La invitación la tomó por sorpresa. Por un instante, la parte de Elara que aún anhelaba la normalidad vio un salvavidas. Dudó, la voz de Kael susurrando amenazas en su mente, pero la imagen de Liam, sólido y real, fue más fuerte. "Está bien," aceptó, su voz un hilo de esperanza.

La cena fue... normal. Extrañamente, dolorosamente normal. El restaurante era acogedor, con manteles de lino y el murmullo bajo de otras conversaciones. La comida era sabrosa, el vino tinto era suave y cálido. Liam era encantador, contando historias amables, haciendo chistes y mostrando un lado humano que el consultorio nunca permitía. Por un breve momento, sentada allí, Elara se sintió tentada. Rió de algo que él dijo, una risa genuina y ligera que no escuchaba hacía mucho tiempo. Pudo vislumbrar, como a través de una grieta en un muro negro, una vida diferente. Una escapatoria.

Kael no pudo tolerar eso.

Mientras Liam reía, su rostro guapo y saludable, iluminado por la vela, cambió. Fue una fracción de segundo, un pestañeo, pero suficiente para hacer que el mundo se desmoronara. La piel de Liam se descompuso, revelando un cráneo putrefacto y amarillento, riendo silenciosamente. Gusanos gordos y pálidos se contorsionaban, cayendo de sus órbitas oculares vacías y enredándose en sus dientes podridos. El olor a muerte, súbito y abrumador, reemplazó el aroma de la comida.
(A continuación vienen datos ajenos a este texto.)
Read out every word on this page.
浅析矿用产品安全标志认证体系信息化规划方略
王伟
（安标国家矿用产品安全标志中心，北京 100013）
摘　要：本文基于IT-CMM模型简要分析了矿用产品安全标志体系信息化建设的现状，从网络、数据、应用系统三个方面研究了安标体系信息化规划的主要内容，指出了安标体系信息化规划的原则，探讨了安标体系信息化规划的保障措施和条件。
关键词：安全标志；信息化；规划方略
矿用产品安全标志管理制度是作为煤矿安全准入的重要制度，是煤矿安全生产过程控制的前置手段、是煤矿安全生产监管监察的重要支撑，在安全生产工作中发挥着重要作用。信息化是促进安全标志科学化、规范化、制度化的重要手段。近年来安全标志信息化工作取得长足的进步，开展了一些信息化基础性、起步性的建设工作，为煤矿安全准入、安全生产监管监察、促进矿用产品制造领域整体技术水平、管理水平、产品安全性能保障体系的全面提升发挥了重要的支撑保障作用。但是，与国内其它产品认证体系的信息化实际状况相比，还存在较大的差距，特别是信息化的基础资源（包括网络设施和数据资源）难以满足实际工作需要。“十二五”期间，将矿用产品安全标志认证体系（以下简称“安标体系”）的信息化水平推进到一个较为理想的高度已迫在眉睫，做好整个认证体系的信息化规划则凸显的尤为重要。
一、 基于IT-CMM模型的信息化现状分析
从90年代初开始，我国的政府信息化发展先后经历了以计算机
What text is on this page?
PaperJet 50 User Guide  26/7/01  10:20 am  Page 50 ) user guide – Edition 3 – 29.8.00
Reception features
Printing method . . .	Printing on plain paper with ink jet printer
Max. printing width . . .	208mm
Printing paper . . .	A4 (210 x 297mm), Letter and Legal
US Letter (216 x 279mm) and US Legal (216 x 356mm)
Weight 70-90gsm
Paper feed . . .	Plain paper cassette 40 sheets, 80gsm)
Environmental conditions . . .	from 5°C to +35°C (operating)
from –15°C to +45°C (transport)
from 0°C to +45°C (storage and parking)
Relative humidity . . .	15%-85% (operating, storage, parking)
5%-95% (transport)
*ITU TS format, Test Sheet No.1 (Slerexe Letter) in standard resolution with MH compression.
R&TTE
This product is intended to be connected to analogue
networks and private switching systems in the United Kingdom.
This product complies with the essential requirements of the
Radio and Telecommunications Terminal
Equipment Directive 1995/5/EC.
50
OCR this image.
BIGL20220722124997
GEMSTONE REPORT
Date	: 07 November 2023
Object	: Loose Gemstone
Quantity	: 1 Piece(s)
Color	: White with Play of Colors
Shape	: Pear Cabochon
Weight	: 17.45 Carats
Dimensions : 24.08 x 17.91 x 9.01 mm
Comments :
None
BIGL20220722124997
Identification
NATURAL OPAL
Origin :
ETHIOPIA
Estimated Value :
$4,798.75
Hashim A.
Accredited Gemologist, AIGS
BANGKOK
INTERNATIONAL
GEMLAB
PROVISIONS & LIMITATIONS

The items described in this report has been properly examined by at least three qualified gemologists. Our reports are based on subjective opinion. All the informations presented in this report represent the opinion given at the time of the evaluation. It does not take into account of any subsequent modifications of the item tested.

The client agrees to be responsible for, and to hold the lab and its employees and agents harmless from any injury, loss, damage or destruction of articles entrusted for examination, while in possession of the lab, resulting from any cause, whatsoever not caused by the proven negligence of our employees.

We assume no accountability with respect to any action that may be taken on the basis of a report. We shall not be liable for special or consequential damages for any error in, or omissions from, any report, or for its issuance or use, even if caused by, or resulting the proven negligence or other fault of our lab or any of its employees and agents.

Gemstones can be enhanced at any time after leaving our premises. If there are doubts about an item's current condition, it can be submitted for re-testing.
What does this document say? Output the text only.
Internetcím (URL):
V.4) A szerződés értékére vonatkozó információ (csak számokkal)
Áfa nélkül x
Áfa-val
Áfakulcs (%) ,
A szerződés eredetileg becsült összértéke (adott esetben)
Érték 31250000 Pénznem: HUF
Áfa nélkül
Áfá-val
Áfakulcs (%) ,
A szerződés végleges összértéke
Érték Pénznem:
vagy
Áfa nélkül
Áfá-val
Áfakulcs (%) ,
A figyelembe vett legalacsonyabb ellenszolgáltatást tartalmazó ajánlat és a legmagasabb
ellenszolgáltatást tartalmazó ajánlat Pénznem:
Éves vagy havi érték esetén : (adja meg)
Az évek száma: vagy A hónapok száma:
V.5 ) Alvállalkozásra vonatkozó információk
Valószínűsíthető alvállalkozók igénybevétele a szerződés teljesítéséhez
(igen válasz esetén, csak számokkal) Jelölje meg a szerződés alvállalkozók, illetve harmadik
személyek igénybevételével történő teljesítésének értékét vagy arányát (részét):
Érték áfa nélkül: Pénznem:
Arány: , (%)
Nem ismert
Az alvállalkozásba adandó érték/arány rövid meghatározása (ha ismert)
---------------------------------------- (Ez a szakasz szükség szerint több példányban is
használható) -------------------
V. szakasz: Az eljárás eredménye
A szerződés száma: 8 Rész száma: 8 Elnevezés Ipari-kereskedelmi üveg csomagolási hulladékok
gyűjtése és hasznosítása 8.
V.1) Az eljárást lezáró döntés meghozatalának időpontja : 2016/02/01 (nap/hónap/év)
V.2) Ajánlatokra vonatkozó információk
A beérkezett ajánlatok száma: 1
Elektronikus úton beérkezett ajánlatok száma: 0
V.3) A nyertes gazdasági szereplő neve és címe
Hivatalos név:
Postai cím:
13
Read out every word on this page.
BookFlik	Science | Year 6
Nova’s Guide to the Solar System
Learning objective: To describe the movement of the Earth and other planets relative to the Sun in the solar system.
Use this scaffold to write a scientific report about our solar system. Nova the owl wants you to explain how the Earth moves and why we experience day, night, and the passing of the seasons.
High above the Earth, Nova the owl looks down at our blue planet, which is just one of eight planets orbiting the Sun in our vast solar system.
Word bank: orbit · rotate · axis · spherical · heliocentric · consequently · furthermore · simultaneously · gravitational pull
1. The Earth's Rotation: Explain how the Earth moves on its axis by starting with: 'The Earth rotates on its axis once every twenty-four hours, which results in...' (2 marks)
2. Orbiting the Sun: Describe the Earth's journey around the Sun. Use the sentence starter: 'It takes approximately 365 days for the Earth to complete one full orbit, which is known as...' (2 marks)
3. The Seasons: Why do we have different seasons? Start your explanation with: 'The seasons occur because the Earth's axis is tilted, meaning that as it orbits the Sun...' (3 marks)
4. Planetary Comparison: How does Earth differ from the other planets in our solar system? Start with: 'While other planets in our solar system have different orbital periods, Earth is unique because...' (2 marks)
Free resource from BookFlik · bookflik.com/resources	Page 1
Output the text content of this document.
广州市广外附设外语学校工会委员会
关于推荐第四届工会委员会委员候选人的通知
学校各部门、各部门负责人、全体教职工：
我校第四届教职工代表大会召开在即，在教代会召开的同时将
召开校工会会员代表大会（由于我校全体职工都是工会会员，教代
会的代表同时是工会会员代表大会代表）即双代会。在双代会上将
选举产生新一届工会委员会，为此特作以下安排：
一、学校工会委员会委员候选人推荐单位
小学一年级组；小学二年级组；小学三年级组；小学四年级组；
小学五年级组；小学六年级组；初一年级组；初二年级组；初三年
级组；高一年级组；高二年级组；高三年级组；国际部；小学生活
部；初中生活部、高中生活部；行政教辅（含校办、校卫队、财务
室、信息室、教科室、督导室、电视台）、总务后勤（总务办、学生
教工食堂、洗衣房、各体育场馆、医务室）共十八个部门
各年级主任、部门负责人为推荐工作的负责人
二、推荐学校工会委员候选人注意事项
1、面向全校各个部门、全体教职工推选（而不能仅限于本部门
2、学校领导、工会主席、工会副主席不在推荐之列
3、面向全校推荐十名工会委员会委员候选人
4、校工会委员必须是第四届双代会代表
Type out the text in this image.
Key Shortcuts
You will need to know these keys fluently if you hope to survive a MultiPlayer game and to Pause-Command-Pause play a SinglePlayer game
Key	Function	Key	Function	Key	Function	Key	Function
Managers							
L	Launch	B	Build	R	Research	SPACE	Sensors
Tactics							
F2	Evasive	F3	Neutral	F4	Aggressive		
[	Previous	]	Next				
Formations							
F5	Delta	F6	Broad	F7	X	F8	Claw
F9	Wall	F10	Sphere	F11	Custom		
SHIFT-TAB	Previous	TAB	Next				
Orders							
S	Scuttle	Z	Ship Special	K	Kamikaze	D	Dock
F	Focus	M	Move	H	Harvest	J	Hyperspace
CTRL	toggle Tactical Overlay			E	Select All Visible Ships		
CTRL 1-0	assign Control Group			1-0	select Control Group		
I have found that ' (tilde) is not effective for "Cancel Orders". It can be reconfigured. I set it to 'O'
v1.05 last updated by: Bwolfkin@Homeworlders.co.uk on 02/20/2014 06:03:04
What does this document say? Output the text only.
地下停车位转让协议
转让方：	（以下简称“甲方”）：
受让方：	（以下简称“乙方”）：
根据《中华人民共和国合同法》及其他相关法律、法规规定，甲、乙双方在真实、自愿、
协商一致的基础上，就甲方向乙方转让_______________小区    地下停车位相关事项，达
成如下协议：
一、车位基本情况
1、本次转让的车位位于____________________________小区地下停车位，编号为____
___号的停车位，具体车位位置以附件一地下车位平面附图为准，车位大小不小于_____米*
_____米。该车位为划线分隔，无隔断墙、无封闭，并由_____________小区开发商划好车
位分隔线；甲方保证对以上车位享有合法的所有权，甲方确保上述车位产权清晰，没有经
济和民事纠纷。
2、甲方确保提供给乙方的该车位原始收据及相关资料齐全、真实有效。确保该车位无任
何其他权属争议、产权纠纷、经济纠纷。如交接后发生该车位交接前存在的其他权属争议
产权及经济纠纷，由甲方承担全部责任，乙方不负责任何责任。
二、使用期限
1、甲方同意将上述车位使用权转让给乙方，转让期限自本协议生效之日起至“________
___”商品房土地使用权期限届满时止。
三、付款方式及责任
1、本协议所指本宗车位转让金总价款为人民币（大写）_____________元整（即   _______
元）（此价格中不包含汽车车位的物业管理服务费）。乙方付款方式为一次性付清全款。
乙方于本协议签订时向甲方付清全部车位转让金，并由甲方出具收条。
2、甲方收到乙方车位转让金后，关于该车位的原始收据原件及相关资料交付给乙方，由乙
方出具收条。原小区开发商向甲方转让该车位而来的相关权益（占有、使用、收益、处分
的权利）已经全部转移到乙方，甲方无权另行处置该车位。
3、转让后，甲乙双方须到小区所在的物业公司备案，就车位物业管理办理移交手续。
Un grito ahogado estalló en la garganta de Elara. Se levantó tan bruscamente que la silla cayó hacia atrás con un estruendo. Su copa de vino se volcó, y el líquido rojo oscuro se extendió por el mantel blanco como la sangre de una herida mortal. Sin una palabra, sin poder mirar el rostro real y ahora perplejo de Liam, huyó. Corrió por el restaurante, ignorando las miradas, con la visión del cráneo riendo fija en su retina.

Al llegar a casa, jadeante y con las lágrimas rompiendo finalmente el dique, encontró la furia de Kael esperándola. El apartamento estaba devastado. No era un desorden, era una violación. Bombillas hechas añicos en el suelo, libros destrozados, las páginas esparcidas como plumas de un pájaro muerto. Y sus pinturas—sus almas gemelas de pintura y lienzo, las únicas testigos de su tormento—estaban todas rasgadas, los lienzos cortados con golpes violentos y precisos. En el centro de la destrucción, él estaba de pie, inmóvil, una tormenta de odio personificada y silenciosa.

Se movió hacia ella, no con la velocidad sobrenatural de antes, sino con una deliberación aterradora que era peor. Cada paso era una afirmación de dominio. Levantó la mano, y una cinta de oscuridad sólida se extendió desde ella, agarrando su barbilla con una fuerza que no era solo física; era una presión de la propia oscuridad a su alrededor, forzándola a mirarlo.